Paula Spigler was just 17 when her mother got sick from hunger in a Nazi-occupied ghetto in their native Poland. It was 1941. World War II and the Holocaust were underway. But Spigler’s mother was going to die.
She died in her daughter’s arms.
But before she died, she said in Yiddish, “My child, I must go. But you are young, and you must live.”
Spigler shook her to try to keep her alive.
“I had nobody else,” the daughter recalled.
But she listened. Paula Spigler lived.
She survived four years in Nazi ghettos before being liberated by the Soviet Union. Then she returned to her native Lodz, met her future husband Leon Spigler and emigrated to the United States.
The couple had two children: son Manny and daughter Ruthy. And those children both married and had their own children. Then those kids grew up, got married and had children of their own.
Today, Paula Spigler has six granddaughters and 10 great-grandchildren. Many still live close to her senior residence in Langhorne.
On June 24, Spigler turned 100.
“It was God’s miracle,” she said of her survival.

Spigler tried to jump into the grave with her mother after she passed. But a friend stopped her.

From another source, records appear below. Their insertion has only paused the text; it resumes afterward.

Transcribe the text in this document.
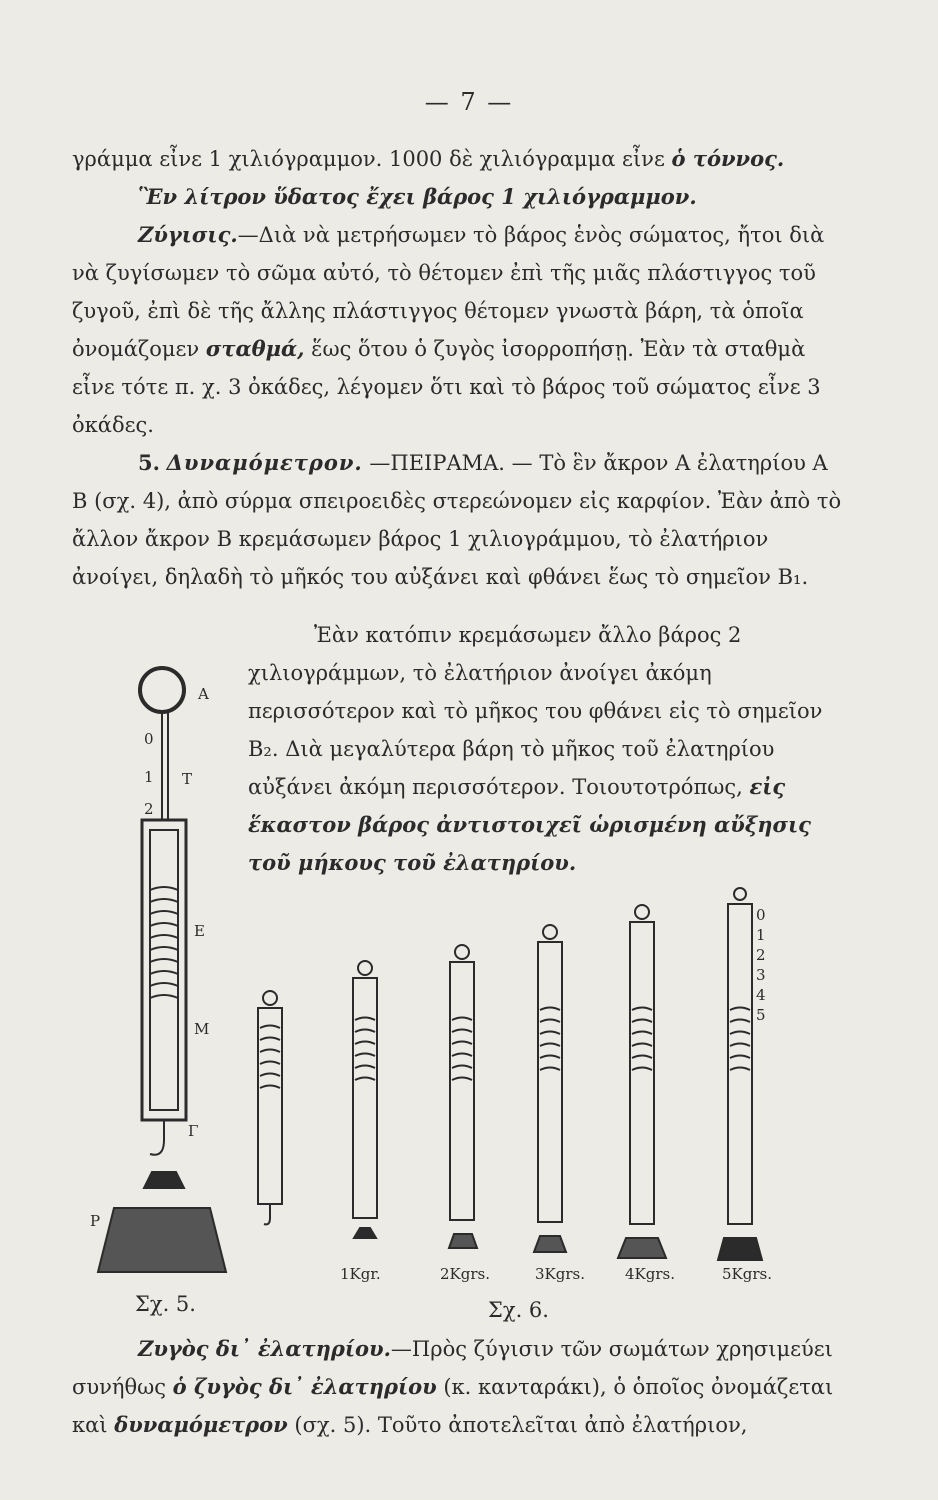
— 7 —

γράμμα εἶνε 1 χιλιόγραμμον. 1000 δὲ χιλιόγραμμα εἶνε ὁ τόννος.

Ἓν λίτρον ὕδατος ἔχει βάρος 1 χιλιόγραμμον.

Ζύγισις.—Διὰ νὰ μετρήσωμεν τὸ βάρος ἑνὸς σώματος, ἤτοι διὰ νὰ ζυγίσωμεν τὸ σῶμα αὐτό, τὸ θέτομεν ἐπὶ τῆς μιᾶς πλάστιγγος τοῦ ζυγοῦ, ἐπὶ δὲ τῆς ἄλλης πλάστιγγος θέτομεν γνωστὰ βάρη, τὰ ὁποῖα ὀνομάζομεν σταθμά, ἕως ὅτου ὁ ζυγὸς ἰσορροπήσῃ. Ἐὰν τὰ σταθμὰ εἶνε τότε π. χ. 3 ὀκάδες, λέγομεν ὅτι καὶ τὸ βάρος τοῦ σώματος εἶνε 3 ὀκάδες.

5. Δυναμόμετρον. —ΠΕΙΡΑΜΑ. — Τὸ ἓν ἄκρον Α ἐλατηρίου Α Β (σχ. 4), ἀπὸ σύρμα σπειροειδὲς στερεώνομεν εἰς καρφίον. Ἐὰν ἀπὸ τὸ ἄλλον ἄκρον Β κρεμάσωμεν βάρος 1 χιλιογράμμου, τὸ ἐλατήριον ἀνοίγει, δηλαδὴ τὸ μῆκός του αὐξάνει καὶ φθάνει ἕως τὸ σημεῖον Β₁.

Ἐὰν κατόπιν κρεμάσωμεν ἄλλο βάρος 2 χιλιογράμμων, τὸ ἐλατήριον ἀνοίγει ἀκόμη περισσότερον καὶ τὸ μῆκος του φθάνει εἰς τὸ σημεῖον Β₂. Διὰ μεγαλύτερα βάρη τὸ μῆκος τοῦ ἐλατηρίου αὐξάνει ἀκόμη περισσότερον. Τοιουτοτρόπως, εἰς ἕκαστον βάρος ἀντιστοιχεῖ ὡρισμένη αὔξησις τοῦ μήκους τοῦ ἐλατηρίου.

Α
Τ
Ε
Μ
Γ
Ρ
0
1
2
Σχ. 5.
1Kgr.	2Kgrs.	3Kgrs.	4Kgrs.	5Kgrs.
0
1
2
3
4
5
Σχ. 6.

Ζυγὸς δι᾽ ἐλατηρίου.—Πρὸς ζύγισιν τῶν σωμάτων χρησιμεύει συνήθως ὁ ζυγὸς δι᾽ ἐλατηρίου (κ. κανταράκι), ὁ ὁποῖος ὀνομάζεται καὶ δυναμόμετρον (σχ. 5). Τοῦτο ἀποτελεῖται ἀπὸ ἐλατήριον,
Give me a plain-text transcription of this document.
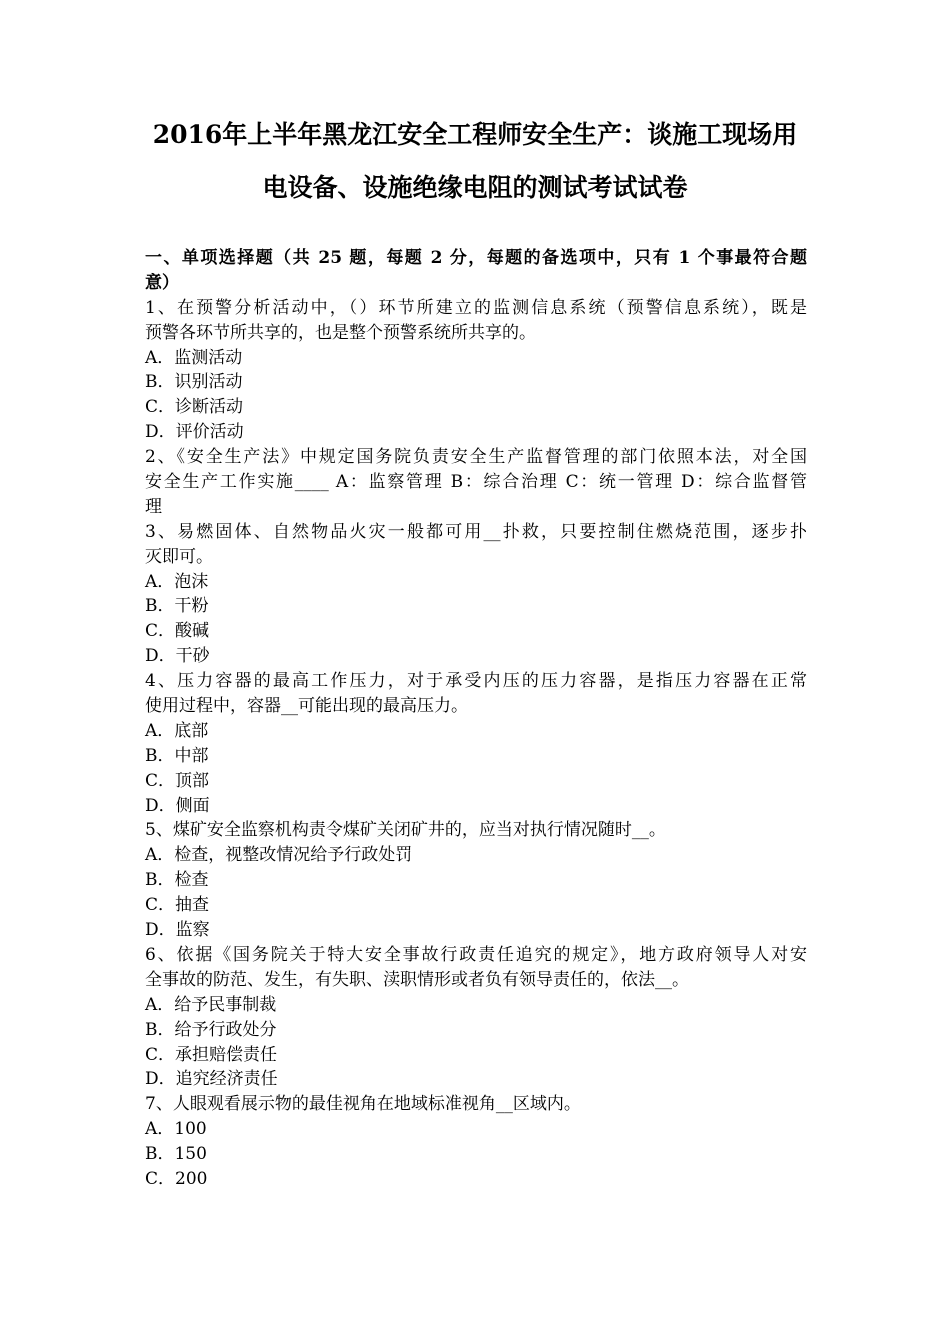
2016年上半年黑龙江安全工程师安全生产：谈施工现场用
电设备、设施绝缘电阻的测试考试试卷
一、单项选择题（共 25 题，每题 2 分，每题的备选项中，只有 1 个事最符合题
意）
1、在预警分析活动中，（）环节所建立的监测信息系统（预警信息系统），既是
预警各环节所共享的，也是整个预警系统所共享的。
A．监测活动
B．识别活动
C．诊断活动
D．评价活动
2、《安全生产法》中规定国务院负责安全生产监督管理的部门依照本法，对全国
安全生产工作实施____ A：监察管理 B：综合治理 C：统一管理 D：综合监督管
理
3、易燃固体、自然物品火灾一般都可用__扑救，只要控制住燃烧范围，逐步扑
灭即可。
A．泡沫
B．干粉
C．酸碱
D．干砂
4、压力容器的最高工作压力，对于承受内压的压力容器，是指压力容器在正常
使用过程中，容器__可能出现的最高压力。
A．底部
B．中部
C．顶部
D．侧面
5、煤矿安全监察机构责令煤矿关闭矿井的，应当对执行情况随时__。
A．检查，视整改情况给予行政处罚
B．检查
C．抽查
D．监察
6、依据《国务院关于特大安全事故行政责任追究的规定》，地方政府领导人对安
全事故的防范、发生，有失职、渎职情形或者负有领导责任的，依法__。
A．给予民事制裁
B．给予行政处分
C．承担赔偿责任
D．追究经济责任
7、人眼观看展示物的最佳视角在地域标准视角__区域内。
A．100
B．150
C．200
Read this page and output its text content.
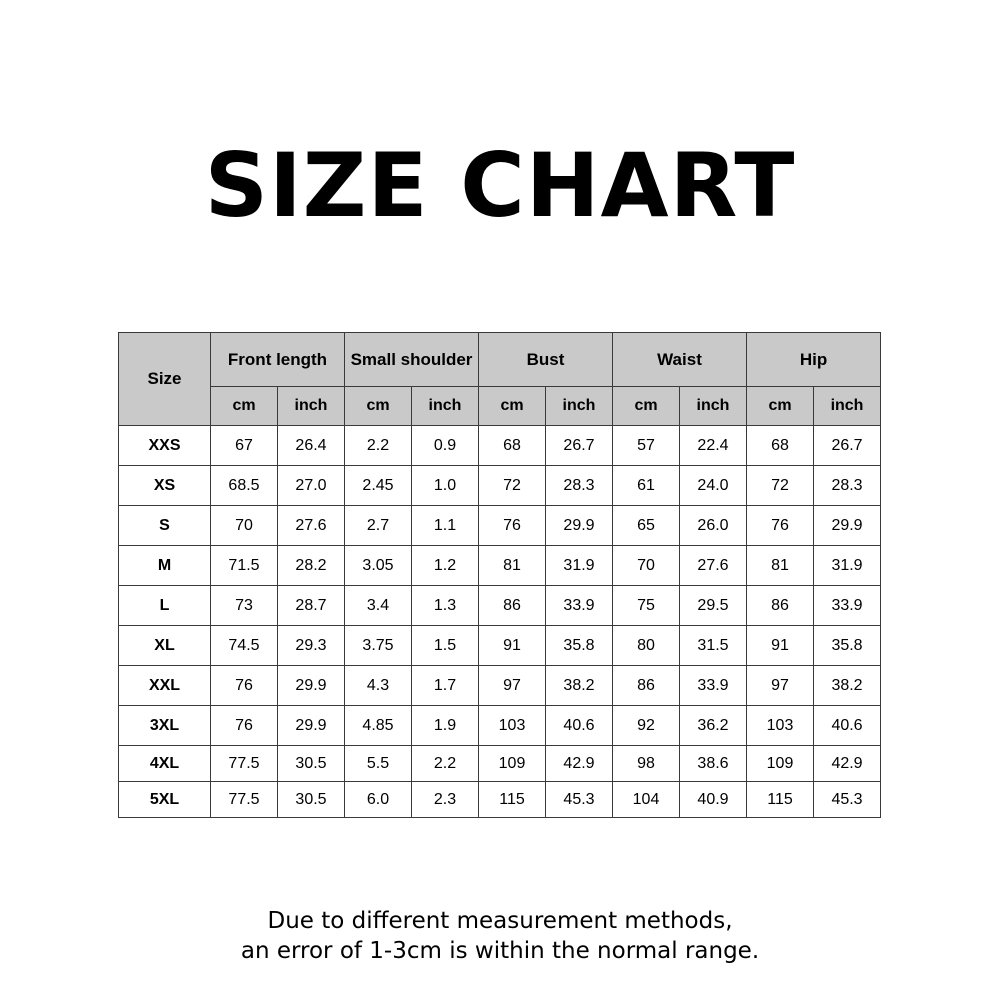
SIZE CHART
Size	Front length		Small shoulder		Bust		Waist		Hip	
	cm	inch	cm	inch	cm	inch	cm	inch	cm	inch
XXS	67	26.4	2.2	0.9	68	26.7	57	22.4	68	26.7
XS	68.5	27.0	2.45	1.0	72	28.3	61	24.0	72	28.3
S	70	27.6	2.7	1.1	76	29.9	65	26.0	76	29.9
M	71.5	28.2	3.05	1.2	81	31.9	70	27.6	81	31.9
L	73	28.7	3.4	1.3	86	33.9	75	29.5	86	33.9
XL	74.5	29.3	3.75	1.5	91	35.8	80	31.5	91	35.8
XXL	76	29.9	4.3	1.7	97	38.2	86	33.9	97	38.2
3XL	76	29.9	4.85	1.9	103	40.6	92	36.2	103	40.6
4XL	77.5	30.5	5.5	2.2	109	42.9	98	38.6	109	42.9
5XL	77.5	30.5	6.0	2.3	115	45.3	104	40.9	115	45.3
Due to different measurement methods,
an error of 1-3cm is within the normal range.
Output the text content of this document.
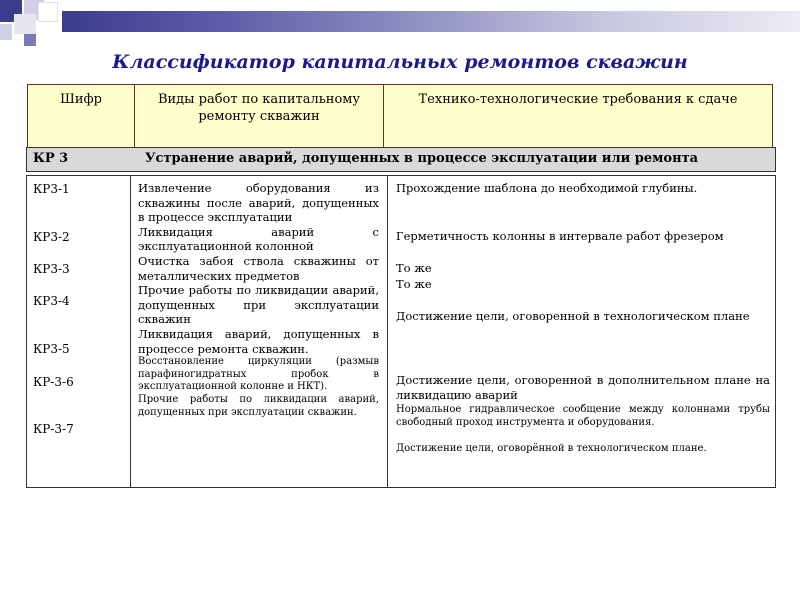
Классификатор капитальных ремонтов скважин
Шифр	Виды работ по капитальному ремонту скважин
Технико-технологические требования к сдаче
КР 3	Устранение аварий, допущенных в процессе эксплуатации или ремонта
КР3-1
КР3-2
КР3-3
КР3-4
КР3-5
КР-3-6
КР-3-7

Извлечение оборудования из скважины после аварий, допущенных в процессе эксплуатации

Ликвидация аварий с эксплуатационной колонной

Очистка забоя ствола скважины от металлических предметов

Прочие работы по ликвидации аварий, допущенных при эксплуатации скважин

Ликвидация аварий, допущенных в процессе ремонта скважин.

Восстановление циркуляции (размыв парафиногидратных пробок в эксплуатационной колонне и НКТ).

Прочие работы по ликвидации аварий, допущенных при эксплуатации скважин.

Прохождение шаблона до необходимой глубины.
Герметичность колонны в интервале работ фрезером
То же
То же
Достижение цели, оговоренной в технологическом плане
Достижение цели, оговоренной в дополнительном плане на ликвидацию аварий
Нормальное гидравлическое сообщение между колоннами трубы свободный проход инструмента и оборудования.
Достижение цели, оговорённой в технологическом плане.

In 1934, years before the Holocaust, the young girl, then 9, also lost her father. Spigler recalled him smoking, so she guessed that he died of emphysema. All she remembered was visiting him in his hospital bed, jumping in and shouting, “Daddy, where are you going?”
But after her friend stopped her from jumping in with her mother, Spigler decided that she wasn’t going anywhere. She subsisted in the ghetto by working on a sewing machine and crafting ladies’ undergarments.
The work earned a small amount of food, which was all she needed. The teenage girl didn’t eat much.
“I made it,” she said.
After the war, Spigler moved back to Lodz with three other girls. They lived in an apartment together until two of them moved to Israel. That was when Spigler’s future husband moved in.
They arrived in Philadelphia in 1949. After moving to Northeast Philadelphia, the family joined Adath Tikva Montefiore, now part of Ohev Shalom of Bucks County.
The children grew up and married, but they didn’t move far. Marcy Spigler, Manny’s wife, now 75, has known Paula since she was 15. The Holocaust survivor always treated her “like a daughter, not a daughter-in-law,” Marcy Spigler said.

Today, Marcy and Manny Spigler and their three daughters and their families live in Haverford, Wynnewood and Drexel Hill. Marcy Spigler drives to Langhorne to see Paula Spigler once or twice a week. She talks to her on the phone more often than that.
Paula Spigler knows everything that’s going on with her grandchildren and great-grandchildren.
“I love them so much,” she said.
Each night, the survivor also talks to her mother, father and late husband (he’s been dead for 28 years). She may have called her survival God’s miracle, but she said she still didn’t understand God’s ways.
“I don’t know,” she said. “Plenty of rabbis ask the same question.”
“I am very lucky. I have a beautiful family. They are my life,” she continued. “And God spared me to survive, like my mother said. I am young and I must live.”
Paula Spigler is not young anymore, but she’s still determined to live. More than 50 family members and friends celebrated her 100th birthday with her at a clubhouse in Flowers Mill. A klezmer band played. Everybody danced.
As she’s grown older, Paula Spigler has also told her story. She has spoken at many schools. And in 1997, she sat for a 2 ½-hour interview with the USC Shoah Foundation.
“It’s important for the world to know,” she said. “It shouldn’t come again.”